His conclusion: They had not. A proposal by the American Bar Association’s Task Force on the Future of Legal Education that law students be allowed to take bar exams after two years of study, rather than three, is misguided, he said.
“It seems to me that the law-school-in-two-years proposal rests on the premise that law school is – or ought to be – a trade school,” Scalia told the graduating class of about 270 on May 11. “It is not that. It is a school preparing men and women not for a trade but for a profession – the profession of law.”
Being “learned in the law” as a whole rather than an expert in just one area is good because “that is what makes you members of a profession rather than a trade,” said Scalia, 78. It also has practical value: “the lawyer who is familiar with many fields can apply the ancient learning or the new developments in one field to another,” he said.
The three-year term appears to be working for William & Mary students: Its graduates have topped state averages on Virginia and New York bar exams for the two most recent years for which data were available. More than 70 percent of them landed jobs as full-time lawyers in 2012 and 2013, according to Lawdragon data.

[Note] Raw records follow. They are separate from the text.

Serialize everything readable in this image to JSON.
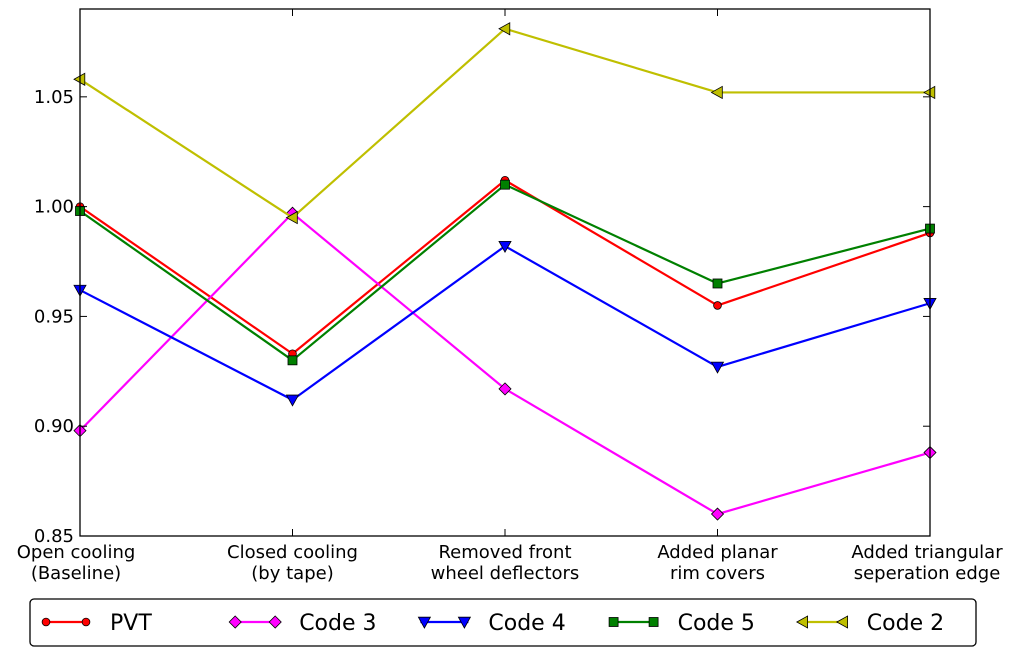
{
  "chart_data": {
    "type": "line",
    "categories": [
      [
        "Open cooling",
        "(Baseline)"
      ],
      [
        "Closed cooling",
        "(by tape)"
      ],
      [
        "Removed front",
        "wheel deflectors"
      ],
      [
        "Added planar",
        "rim covers"
      ],
      [
        "Added triangular",
        "seperation edge"
      ]
    ],
    "ylim": [
      0.85,
      1.09
    ],
    "yticks": [
      "0.85",
      "0.90",
      "0.95",
      "1.00",
      "1.05"
    ],
    "grid": false,
    "legend_position": "bottom",
    "series": [
      {
        "name": "PVT",
        "color": "#ff0000",
        "marker": "circle",
        "values": [
          1.0,
          0.933,
          1.012,
          0.955,
          0.988
        ]
      },
      {
        "name": "Code 3",
        "color": "#ff00ff",
        "marker": "diamond",
        "values": [
          0.898,
          0.997,
          0.917,
          0.86,
          0.888
        ]
      },
      {
        "name": "Code 4",
        "color": "#0000ff",
        "marker": "triangle-down",
        "values": [
          0.962,
          0.912,
          0.982,
          0.927,
          0.956
        ]
      },
      {
        "name": "Code 5",
        "color": "#008000",
        "marker": "square",
        "values": [
          0.998,
          0.93,
          1.01,
          0.965,
          0.99
        ]
      },
      {
        "name": "Code 2",
        "color": "#bfbf00",
        "marker": "triangle-left",
        "values": [
          1.058,
          0.995,
          1.081,
          1.052,
          1.052
        ]
      }
    ]
  }
}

Unsurprisingly, Scalia’s opinion on shortening the length of law school is directly at odds with President Obama’s, a fact that the justice pointed out himself. He conceded that the debate about shortening law school was prompted by massive increases in cost that have priced many would-be students out of the market.
His own alma mater, Harvard, charges annual tuition of $53,000 now compared with $1,000 a year when Scalia, who earned his degree in 1960, was a student.

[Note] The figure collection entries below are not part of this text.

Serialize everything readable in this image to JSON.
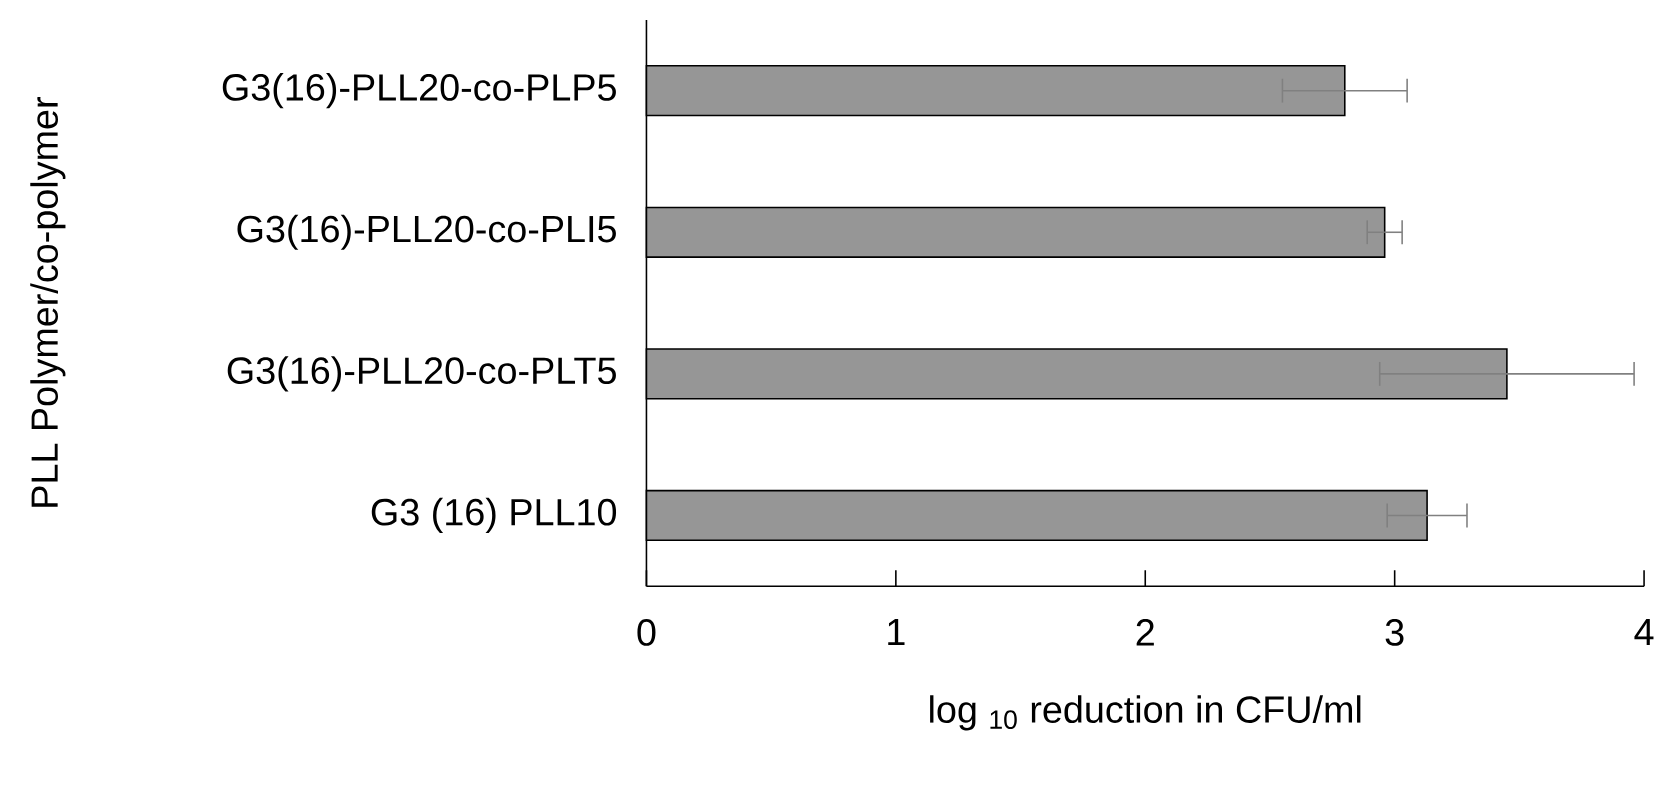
{
  "chart_data": {
    "type": "bar",
    "orientation": "horizontal",
    "categories": [
      "G3(16)-PLL20-co-PLP5",
      "G3(16)-PLL20-co-PLI5",
      "G3(16)-PLL20-co-PLT5",
      "G3 (16) PLL10"
    ],
    "values": [
      2.8,
      2.96,
      3.45,
      3.13
    ],
    "errors": [
      0.25,
      0.07,
      0.51,
      0.16
    ],
    "color": "#969696",
    "xlim": [
      0,
      4
    ],
    "xticks": [
      0,
      1,
      2,
      3,
      4
    ],
    "xlabel": "log $_{10}$ reduction in CFU/ml",
    "ylabel": "PLL Polymer/co-polymer"
  }
}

For law school to remain three years, costs will have to be cut, he said. Tuition at many schools must be lowered, which may entail shrinking faculty sizes, increasing teaching loads and cutting salaries.
“The graduation into a shrunken legal sector of students with hundreds of thousands of dollars of student debt, nondischargeable in bankruptcy, cannot continue,” he said. “But for the moment, for you graduating students who have had what I consider not the luxury but the necessity of soaking in the law for three full years, and for the parents who have paid for that experience, welcome to the ranks of – not tradesmen, but men and women learned in the law. Congratulations.”
TOO MANY LAWYERS?
A broader swath of the public isn’t so eager to offer congratulations: It’s the opinion of many in the U.S. — including a large segment of participants in a Lawdragon survey — that the country already has too many people who are learned in the law.

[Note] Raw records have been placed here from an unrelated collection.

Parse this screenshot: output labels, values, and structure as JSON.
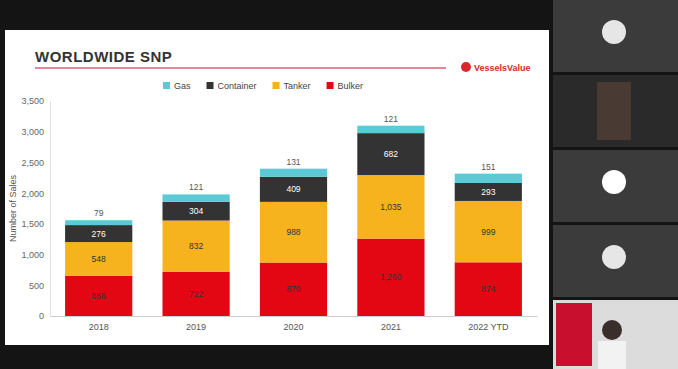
{
  "chart_data": {
    "type": "bar",
    "stacked": true,
    "data_labels": true,
    "grid": false,
    "legend": "top",
    "title": "WORLDWIDE SNP",
    "annotations": [
      "VesselsValue"
    ],
    "y_label": "Number of Sales",
    "categories": [
      "2018",
      "2019",
      "2020",
      "2021",
      "2022 YTD"
    ],
    "series": [
      {
        "name": "Bulker",
        "color": "#e30613",
        "values": [
          656,
          722,
          870,
          1260,
          874
        ],
        "value_labels": [
          "656",
          "722",
          "870",
          "1,260",
          "874"
        ]
      },
      {
        "name": "Tanker",
        "color": "#f7b31d",
        "values": [
          548,
          832,
          988,
          1035,
          999
        ],
        "value_labels": [
          "548",
          "832",
          "988",
          "1,035",
          "999"
        ]
      },
      {
        "name": "Container",
        "color": "#333333",
        "values": [
          276,
          304,
          409,
          682,
          293
        ]
      },
      {
        "name": "Gas",
        "color": "#5cc9d6",
        "values": [
          79,
          121,
          131,
          121,
          151
        ]
      }
    ],
    "ylim": [
      0,
      3500
    ],
    "yticks": [
      0,
      500,
      {
        "value": 1000,
        "label": "1,000"
      },
      {
        "value": 1500,
        "label": "1,500"
      },
      {
        "value": 2000,
        "label": "2,000"
      },
      {
        "value": 2500,
        "label": "2,500"
      },
      {
        "value": 3000,
        "label": "3,000"
      },
      {
        "value": 3500,
        "label": "3,500"
      }
    ]
  }
}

About 43 percent of survey respondents said the U.S. has an overabundance of lawyers when asked about the state of the U.S. legal profession.
While that assessment didn’t win a majority vote, it did garner the largest bloc: 996 votes out of 2,329. The next biggest group, 591 voters or 25 percent, said the total number of lawyers isn’t a problem but the need to make a lot of money is.
“There need to be more attorneys serving the public good and less who desire only to practice non-public interest law,” wrote one of the survey-takers. “The problem is that law school is so expensive, schools are not reducing tuition to make it affordable, and thus the problem will not get better until the price of law school comes down.”